When will solar close the gap with gas?

It’s just one energy sector watcher weighing in, but Lux Research does have pretty good credentials, so we’ll run with it, leading with their headline: “Solar to Become Competitive with Natural Gas by 2025.”

So says the Boston-based consultancy in an eyebrow-raising analysis that adopts the view that, for now, cheap natural gas can be a better-than-coal alternative that will, indeed, get us to a  point where solar can rock ‘n’ roll without subsidies.

The Borrego 1 Solar Generating Station in California (image via NRG)

“On the macroeconomic level, a ‘golden age of gas’ can be a bridge to a renewable future as gas will replace coal until solar becomes cost competitive without subsidies,” Lux research associate Ed Cahill said in a statement. “On the microeconomic level, solar integrated with natural gas can lower costs and provide stable output.”

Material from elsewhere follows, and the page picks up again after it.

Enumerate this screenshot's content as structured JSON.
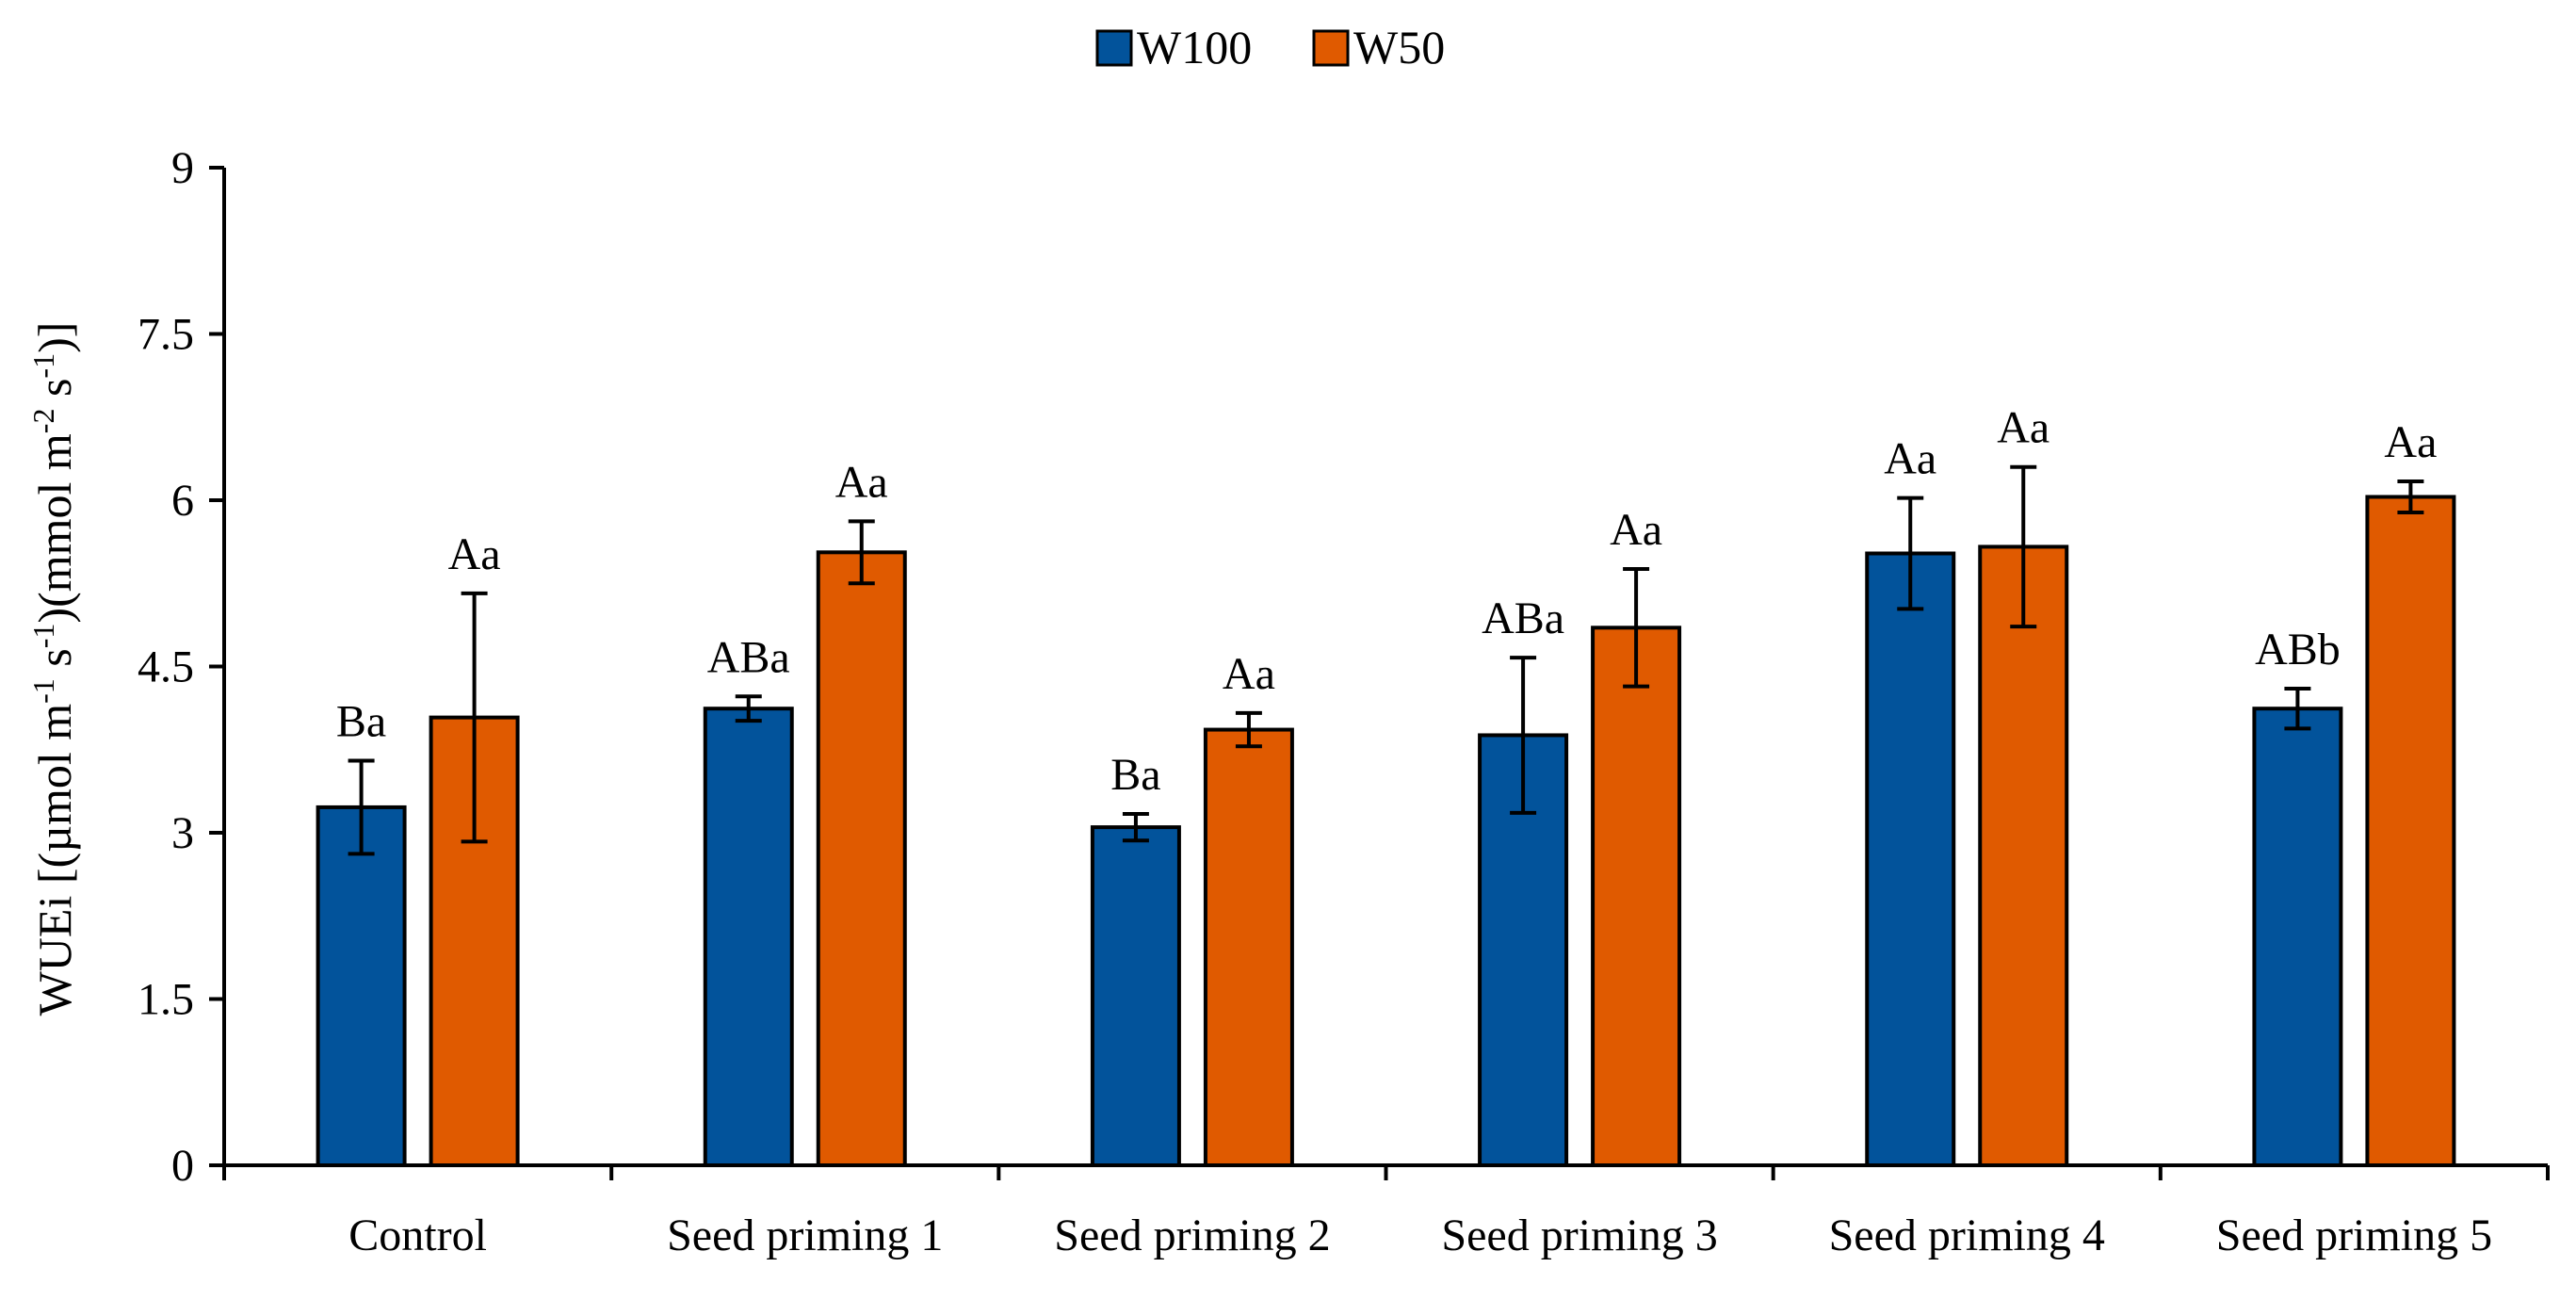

This used to be the view of many greens – as we’ve noted, it wasn’t long ago that 350 founder Bill McKibben, in his book Eaarth, was writing that “in the United States, we’ve found some new supplies of natural gas, which is a good ‘bridge fuel’ between dirty coal and clean sun.”

But as the price of natural gas has plunged and its use has grown, thanks to horizontal drilling and hydraulic fracturing techniques (fracking), issues of water contamination, methane release and microseismicity – and other problems – have turned environmentalists off on gas.

So far, the U.S. has largely been full speed ahead on gas, while elsewhere in the world that hasn’t been the case. How that dynamic plays out in the years ahead will influence when, exactly, solar reaches parity with gas – but Lux seems to think the day is inevitable.

“The levelized cost of energy (LCOE) from unsubsidized utility-scale solar closes the gap with combined cycle gas turbines (CCGT) to within $0.02/kWh worldwide in 2025. Solar’s competitiveness is led by a 39 percent fall in utility-scale system costs by 2030 and accompanied by barriers to shale gas production – anti-fracking policies in Europe and a high capital cost in South America.”

For big power plants, Lux sees thin-film solar systems dropping from a current price of around $1.96/watt installed to $1.20/W by 20130.